Whoa this is what I’m looking for! Thank’s for sharing this. I think that merging this into main JUCE framework is good, too
Can I ask you a simple idiot question?
Are there big differences between VST3 and VST2?
Is full re-implement required for use this method in VST3 environment?
Yes, big differences between VST2 and VST3, they are completely different. However, I’ve just implemented for VST3 and I think it’s working, or at least it’s working with my host and my test plugin.
If anybody knows of any plugins to test with, that would be helpful. For VST2 I’m testing with Xfer Nerve, however they don’t have a VST3 version.
Oh, oh!
I tried to build the sample PitchNames, but it seems not working in my DAW. I’m using FL Studio on Mac.
I don’t know whether FL’s not supporting VST3’s key naming method, but umm, did you tried it?

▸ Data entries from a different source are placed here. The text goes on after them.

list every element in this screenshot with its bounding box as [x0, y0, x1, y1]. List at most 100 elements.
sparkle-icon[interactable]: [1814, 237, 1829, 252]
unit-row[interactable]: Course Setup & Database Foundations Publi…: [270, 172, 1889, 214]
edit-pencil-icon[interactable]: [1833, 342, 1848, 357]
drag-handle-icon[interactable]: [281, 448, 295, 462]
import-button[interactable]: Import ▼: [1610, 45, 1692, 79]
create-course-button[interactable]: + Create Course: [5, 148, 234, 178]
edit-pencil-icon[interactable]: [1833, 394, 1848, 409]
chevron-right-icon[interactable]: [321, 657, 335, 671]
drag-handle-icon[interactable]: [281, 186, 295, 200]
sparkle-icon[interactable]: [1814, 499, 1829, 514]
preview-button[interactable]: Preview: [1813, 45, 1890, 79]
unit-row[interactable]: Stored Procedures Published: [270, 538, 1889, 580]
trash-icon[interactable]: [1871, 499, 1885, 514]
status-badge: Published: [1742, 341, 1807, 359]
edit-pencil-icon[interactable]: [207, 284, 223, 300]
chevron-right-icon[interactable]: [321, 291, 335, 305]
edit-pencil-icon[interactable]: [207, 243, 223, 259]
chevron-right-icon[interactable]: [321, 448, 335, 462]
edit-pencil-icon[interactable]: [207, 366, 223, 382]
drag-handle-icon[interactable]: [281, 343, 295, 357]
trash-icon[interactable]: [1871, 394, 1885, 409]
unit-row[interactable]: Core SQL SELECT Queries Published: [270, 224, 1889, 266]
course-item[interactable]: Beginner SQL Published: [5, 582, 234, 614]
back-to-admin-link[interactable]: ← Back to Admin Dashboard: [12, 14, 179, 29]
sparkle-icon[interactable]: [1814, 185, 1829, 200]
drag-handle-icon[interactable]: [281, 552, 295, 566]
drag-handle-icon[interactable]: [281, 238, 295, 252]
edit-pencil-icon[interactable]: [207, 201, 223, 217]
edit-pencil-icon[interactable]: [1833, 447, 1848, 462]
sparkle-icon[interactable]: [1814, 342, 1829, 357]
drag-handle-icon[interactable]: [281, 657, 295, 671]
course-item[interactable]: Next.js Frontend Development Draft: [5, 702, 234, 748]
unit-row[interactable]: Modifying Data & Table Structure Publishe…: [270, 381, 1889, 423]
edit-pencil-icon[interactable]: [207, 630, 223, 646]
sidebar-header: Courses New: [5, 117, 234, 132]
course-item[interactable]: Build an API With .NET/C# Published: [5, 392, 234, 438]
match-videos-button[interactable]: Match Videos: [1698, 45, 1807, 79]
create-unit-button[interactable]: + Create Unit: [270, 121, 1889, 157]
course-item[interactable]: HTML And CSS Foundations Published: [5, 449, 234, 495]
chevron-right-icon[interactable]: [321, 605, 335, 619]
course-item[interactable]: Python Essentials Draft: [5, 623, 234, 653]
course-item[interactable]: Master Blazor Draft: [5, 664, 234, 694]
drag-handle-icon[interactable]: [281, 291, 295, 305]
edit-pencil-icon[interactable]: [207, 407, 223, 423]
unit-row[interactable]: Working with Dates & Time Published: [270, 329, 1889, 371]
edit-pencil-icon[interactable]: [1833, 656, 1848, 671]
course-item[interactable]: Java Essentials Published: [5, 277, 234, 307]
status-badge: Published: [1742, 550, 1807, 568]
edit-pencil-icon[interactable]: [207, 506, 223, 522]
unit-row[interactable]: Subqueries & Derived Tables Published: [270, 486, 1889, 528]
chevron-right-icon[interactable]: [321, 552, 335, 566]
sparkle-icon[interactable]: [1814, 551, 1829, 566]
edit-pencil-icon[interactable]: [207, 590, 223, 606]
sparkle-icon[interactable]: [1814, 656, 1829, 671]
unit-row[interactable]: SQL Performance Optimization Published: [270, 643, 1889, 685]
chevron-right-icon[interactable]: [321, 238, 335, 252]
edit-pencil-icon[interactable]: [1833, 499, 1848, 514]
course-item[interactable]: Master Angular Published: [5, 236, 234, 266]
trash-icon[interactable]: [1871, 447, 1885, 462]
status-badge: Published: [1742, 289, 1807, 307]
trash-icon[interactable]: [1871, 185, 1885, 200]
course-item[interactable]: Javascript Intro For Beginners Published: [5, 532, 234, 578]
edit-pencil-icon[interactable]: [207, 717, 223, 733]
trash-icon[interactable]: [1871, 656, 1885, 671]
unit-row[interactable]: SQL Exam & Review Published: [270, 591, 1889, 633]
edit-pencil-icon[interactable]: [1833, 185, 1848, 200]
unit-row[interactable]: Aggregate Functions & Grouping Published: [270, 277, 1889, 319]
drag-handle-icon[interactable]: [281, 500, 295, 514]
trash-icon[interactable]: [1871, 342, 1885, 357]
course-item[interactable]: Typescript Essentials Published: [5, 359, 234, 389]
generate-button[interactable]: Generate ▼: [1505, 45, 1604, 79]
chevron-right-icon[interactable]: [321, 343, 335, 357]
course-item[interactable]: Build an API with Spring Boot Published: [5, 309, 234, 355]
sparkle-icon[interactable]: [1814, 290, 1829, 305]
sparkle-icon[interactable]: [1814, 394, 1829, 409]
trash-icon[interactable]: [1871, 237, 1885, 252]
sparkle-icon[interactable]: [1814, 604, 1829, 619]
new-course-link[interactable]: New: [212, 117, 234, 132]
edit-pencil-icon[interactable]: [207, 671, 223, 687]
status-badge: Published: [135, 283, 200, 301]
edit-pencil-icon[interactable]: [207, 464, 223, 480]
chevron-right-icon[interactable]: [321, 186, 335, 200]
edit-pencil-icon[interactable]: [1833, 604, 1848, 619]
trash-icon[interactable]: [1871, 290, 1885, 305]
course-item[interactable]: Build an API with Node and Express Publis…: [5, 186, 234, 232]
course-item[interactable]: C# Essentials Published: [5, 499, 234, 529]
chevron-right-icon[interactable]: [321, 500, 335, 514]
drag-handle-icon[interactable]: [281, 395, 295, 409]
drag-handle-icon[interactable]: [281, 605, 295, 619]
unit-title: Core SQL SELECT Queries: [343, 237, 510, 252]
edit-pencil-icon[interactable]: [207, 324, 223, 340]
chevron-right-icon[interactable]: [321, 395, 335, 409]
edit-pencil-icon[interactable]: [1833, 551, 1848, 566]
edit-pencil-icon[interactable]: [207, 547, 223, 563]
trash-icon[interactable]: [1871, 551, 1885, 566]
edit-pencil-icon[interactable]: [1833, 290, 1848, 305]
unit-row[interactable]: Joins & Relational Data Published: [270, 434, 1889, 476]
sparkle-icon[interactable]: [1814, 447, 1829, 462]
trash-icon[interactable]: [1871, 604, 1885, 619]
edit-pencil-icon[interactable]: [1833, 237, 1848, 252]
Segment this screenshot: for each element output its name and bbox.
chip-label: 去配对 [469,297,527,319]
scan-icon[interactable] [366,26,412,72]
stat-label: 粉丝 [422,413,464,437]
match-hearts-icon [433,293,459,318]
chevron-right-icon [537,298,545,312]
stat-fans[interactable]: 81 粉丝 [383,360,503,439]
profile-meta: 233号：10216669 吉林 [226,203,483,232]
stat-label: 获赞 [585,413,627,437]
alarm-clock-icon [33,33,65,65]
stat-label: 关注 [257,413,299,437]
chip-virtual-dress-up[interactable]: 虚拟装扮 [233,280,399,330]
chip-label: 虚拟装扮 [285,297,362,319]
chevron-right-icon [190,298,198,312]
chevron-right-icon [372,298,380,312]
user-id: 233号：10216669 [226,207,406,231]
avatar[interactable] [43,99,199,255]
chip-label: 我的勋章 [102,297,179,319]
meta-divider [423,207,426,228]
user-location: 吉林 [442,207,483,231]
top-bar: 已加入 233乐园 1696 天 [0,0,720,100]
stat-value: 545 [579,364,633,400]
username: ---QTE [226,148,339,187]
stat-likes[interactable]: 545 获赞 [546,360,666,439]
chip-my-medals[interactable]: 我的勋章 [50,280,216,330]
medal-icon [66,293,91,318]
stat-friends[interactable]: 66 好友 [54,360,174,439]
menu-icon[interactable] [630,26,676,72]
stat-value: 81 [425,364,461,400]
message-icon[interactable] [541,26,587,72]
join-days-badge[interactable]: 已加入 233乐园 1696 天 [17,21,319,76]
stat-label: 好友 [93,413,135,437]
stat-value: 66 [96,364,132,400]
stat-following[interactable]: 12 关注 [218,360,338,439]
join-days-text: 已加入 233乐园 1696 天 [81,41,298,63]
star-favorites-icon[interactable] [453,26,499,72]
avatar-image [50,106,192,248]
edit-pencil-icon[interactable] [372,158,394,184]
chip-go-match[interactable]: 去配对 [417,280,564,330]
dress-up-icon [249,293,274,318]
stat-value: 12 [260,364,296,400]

I thought I can do something with vst2wrapper (the document also described it just by adding cpp and few lines of code.) But compiling has failed. there was no vst2.x folder in plugininterfaces, so I downloaded older version of vst3 sdk by searching web, but failed. I think it’s now right way.
This is awesome! Patched VST3 code, can confirm it works in Reaper (although labels didn’t show up when I lazily assignes same name to all notes at first). Labels don’t show up in Cubase, but apparently you’re supposed to use Expression Maps anyway, so they’re not that useful. Haven’t tried other VST3 hosts yet.